By regular-season standards, the Arizona Wildcats can’t get much higher than this.
Monday, just three days after they showcased themselves by beating Duke in New York on ESPN, the Wildcats moved up to the No. 2 spot in both major polls, their highest-ever ranking under fifth-year coach Sean Miller.
Then, later in the day, they learned that junior guard Nick Johnson was named the Pac-12’s Player of the Week, adding that honor to the NIT MVP trophy he picked up at Madison Square Garden. Johnson averaged 17.5 points, 3.5 assists and 3.5 rebounds in wins over Drexel and Duke last week.
But while Miller said Monday that Johnson deserved the award, and that the Wildcats (7-0) are playing well heading into tonight’s home game against Texas Tech (6-2), he didn’t put much stock into the rankings.
It’s barely December, after all.
“If we’re ranked No. 2 in late February, I think that’s much more meaningful,” Miller said. “We didn’t win a bowl game or (reach) the end of the season this past weekend.”
Miller and the Wildcats should know the difference between early season hype and February accomplishment. They lived it.
Last season, they were ranked No. 3 at New Year’s, but were out of the Top 10 by late February and sank to No. 21 entering the NCAA tournament.
Here’s how that happened:
Over Christmas, the Wildcats won the Diamond Head Classic, and returned home giddy, comfortable, unbeaten, and the No. 3-ranked team in the country.
Then, a week later, they barely escaped Colorado at home, then lost at Oregon and three more times over the following month.
They didn’t win the Pac-12 championship and were given a No. 6 seed in the NCAA tournament before rallying to a Sweet 16 berth.
“We hit a rut in large part because I don’t know if our team continued to practice and stay together like we did early on,” Miller said Monday, during his weekly news conference. “We struggled somewhat. We went through a month or six-week period of time where there were a lot of teams better than us.

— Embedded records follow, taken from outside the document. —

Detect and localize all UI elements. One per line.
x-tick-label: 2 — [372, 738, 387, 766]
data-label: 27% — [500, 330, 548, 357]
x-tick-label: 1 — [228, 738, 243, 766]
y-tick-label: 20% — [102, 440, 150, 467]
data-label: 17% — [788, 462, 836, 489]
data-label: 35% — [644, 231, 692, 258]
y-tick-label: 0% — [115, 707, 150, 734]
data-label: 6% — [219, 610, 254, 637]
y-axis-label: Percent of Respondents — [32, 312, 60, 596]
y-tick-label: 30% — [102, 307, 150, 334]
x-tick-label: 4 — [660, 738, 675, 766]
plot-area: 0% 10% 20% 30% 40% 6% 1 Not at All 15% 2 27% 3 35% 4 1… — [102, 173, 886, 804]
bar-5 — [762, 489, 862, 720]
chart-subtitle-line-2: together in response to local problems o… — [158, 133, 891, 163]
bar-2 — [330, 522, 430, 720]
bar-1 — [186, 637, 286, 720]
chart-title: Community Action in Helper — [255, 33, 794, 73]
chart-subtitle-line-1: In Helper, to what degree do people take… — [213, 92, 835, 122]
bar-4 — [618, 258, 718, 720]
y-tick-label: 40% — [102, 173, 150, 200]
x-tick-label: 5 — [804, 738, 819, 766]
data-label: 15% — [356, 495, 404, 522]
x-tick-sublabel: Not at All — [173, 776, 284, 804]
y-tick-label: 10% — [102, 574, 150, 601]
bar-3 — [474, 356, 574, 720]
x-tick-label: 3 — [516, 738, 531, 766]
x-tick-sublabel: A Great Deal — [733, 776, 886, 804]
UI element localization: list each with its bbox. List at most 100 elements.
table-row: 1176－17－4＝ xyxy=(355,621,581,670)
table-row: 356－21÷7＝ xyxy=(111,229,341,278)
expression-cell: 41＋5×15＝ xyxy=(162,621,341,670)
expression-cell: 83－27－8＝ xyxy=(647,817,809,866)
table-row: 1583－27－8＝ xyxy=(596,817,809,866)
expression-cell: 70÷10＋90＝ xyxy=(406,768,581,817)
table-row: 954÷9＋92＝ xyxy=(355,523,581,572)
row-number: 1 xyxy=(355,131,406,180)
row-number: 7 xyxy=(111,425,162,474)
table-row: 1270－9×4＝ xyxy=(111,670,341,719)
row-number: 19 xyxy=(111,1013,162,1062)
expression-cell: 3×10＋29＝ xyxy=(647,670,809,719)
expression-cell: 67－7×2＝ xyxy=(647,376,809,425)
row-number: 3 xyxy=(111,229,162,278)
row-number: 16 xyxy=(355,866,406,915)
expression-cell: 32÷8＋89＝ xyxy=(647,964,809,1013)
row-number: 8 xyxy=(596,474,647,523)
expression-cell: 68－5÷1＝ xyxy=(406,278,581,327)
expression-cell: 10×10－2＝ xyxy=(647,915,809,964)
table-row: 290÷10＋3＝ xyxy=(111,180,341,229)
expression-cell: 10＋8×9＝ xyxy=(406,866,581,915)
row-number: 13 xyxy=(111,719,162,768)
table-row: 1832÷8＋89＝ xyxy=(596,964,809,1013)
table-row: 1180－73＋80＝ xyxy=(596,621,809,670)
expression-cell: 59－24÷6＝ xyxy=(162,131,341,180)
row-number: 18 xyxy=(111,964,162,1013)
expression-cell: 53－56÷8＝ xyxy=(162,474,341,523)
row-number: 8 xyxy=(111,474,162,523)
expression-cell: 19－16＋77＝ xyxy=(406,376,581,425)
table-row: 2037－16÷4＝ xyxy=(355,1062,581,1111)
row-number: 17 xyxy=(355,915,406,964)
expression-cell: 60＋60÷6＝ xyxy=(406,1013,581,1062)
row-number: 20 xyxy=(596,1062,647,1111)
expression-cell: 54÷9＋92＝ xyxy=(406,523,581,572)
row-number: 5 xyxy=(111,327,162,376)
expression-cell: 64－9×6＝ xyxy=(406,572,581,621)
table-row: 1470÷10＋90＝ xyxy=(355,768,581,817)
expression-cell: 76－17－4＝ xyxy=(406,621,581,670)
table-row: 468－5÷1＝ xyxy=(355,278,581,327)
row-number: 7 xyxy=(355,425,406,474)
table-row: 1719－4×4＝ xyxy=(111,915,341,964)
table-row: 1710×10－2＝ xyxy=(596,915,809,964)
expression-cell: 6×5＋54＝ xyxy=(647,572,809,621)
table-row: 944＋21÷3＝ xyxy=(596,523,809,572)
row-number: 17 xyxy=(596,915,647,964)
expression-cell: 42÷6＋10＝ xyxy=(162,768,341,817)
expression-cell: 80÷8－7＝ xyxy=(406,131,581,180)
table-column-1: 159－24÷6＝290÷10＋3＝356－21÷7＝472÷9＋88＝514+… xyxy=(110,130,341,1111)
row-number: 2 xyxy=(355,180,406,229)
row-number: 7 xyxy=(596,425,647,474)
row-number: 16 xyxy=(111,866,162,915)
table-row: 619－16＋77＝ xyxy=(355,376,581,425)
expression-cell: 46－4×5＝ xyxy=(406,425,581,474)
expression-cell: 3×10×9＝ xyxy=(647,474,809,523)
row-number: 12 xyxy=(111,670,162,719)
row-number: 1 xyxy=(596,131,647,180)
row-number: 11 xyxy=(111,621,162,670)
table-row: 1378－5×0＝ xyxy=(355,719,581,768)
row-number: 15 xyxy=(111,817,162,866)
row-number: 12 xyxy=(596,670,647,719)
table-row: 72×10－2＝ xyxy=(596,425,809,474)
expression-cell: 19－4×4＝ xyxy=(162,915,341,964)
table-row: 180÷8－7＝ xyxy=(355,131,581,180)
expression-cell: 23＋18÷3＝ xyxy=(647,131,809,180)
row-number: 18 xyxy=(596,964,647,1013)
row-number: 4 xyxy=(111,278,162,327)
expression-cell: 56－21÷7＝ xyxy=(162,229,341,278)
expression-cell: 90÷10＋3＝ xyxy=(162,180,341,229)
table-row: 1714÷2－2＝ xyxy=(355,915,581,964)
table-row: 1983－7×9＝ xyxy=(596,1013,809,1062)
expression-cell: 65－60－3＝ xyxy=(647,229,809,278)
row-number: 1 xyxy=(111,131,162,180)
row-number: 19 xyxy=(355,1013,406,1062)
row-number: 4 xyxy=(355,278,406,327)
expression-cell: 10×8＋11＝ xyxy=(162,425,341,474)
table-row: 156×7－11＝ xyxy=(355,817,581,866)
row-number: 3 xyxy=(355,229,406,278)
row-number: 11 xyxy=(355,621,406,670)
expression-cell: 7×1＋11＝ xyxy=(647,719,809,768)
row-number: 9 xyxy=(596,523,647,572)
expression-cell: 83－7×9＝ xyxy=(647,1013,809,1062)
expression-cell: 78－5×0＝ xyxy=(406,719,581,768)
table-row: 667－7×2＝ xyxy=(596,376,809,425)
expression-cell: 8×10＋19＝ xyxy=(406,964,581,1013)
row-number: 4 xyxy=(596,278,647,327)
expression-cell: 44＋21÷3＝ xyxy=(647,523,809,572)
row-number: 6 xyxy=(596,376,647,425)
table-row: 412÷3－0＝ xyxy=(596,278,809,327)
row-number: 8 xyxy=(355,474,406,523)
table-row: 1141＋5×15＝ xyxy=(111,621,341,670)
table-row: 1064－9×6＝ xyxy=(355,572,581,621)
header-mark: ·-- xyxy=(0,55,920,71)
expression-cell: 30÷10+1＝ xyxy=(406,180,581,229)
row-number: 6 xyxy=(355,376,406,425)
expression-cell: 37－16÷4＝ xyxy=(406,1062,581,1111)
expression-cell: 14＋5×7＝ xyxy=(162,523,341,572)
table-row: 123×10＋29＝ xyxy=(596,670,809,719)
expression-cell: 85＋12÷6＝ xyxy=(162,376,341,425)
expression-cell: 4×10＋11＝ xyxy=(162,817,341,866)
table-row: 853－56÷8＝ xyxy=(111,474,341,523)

“So if you were a member of that team last year and, we’ve talked about it, how do you guard against that happening again?”
Miller said the answer is continuing to stay together with good team chemistry and practicing hard. He also has the team maturity and leadership that suggests the Wildcats can deal with any fractures or overconfidence this time around.
But that chemistry and resolve will be tested for a long time. Starting with tonight, when the Wildcats host Tubby Smith’s Texas Tech team, Miller said, the Cats can’t afford not to show up and play hard against people who want desperately to beat them.
“There isn’t a team that’s going to play us now that isn’t going to look at our game as something that’s going to be very meaningful,” Miller said. “Being able to go on the road and beat Arizona at McKale Center would be something every team would covet to have in their pocket, so to speak, as you move toward March.”
“So we have to be on guard and understand that every game is an important one for us. And the higher you’re ranked, I think the more excited the opponent is to come in here and upset you, to try to prove that also they’re a very good team.”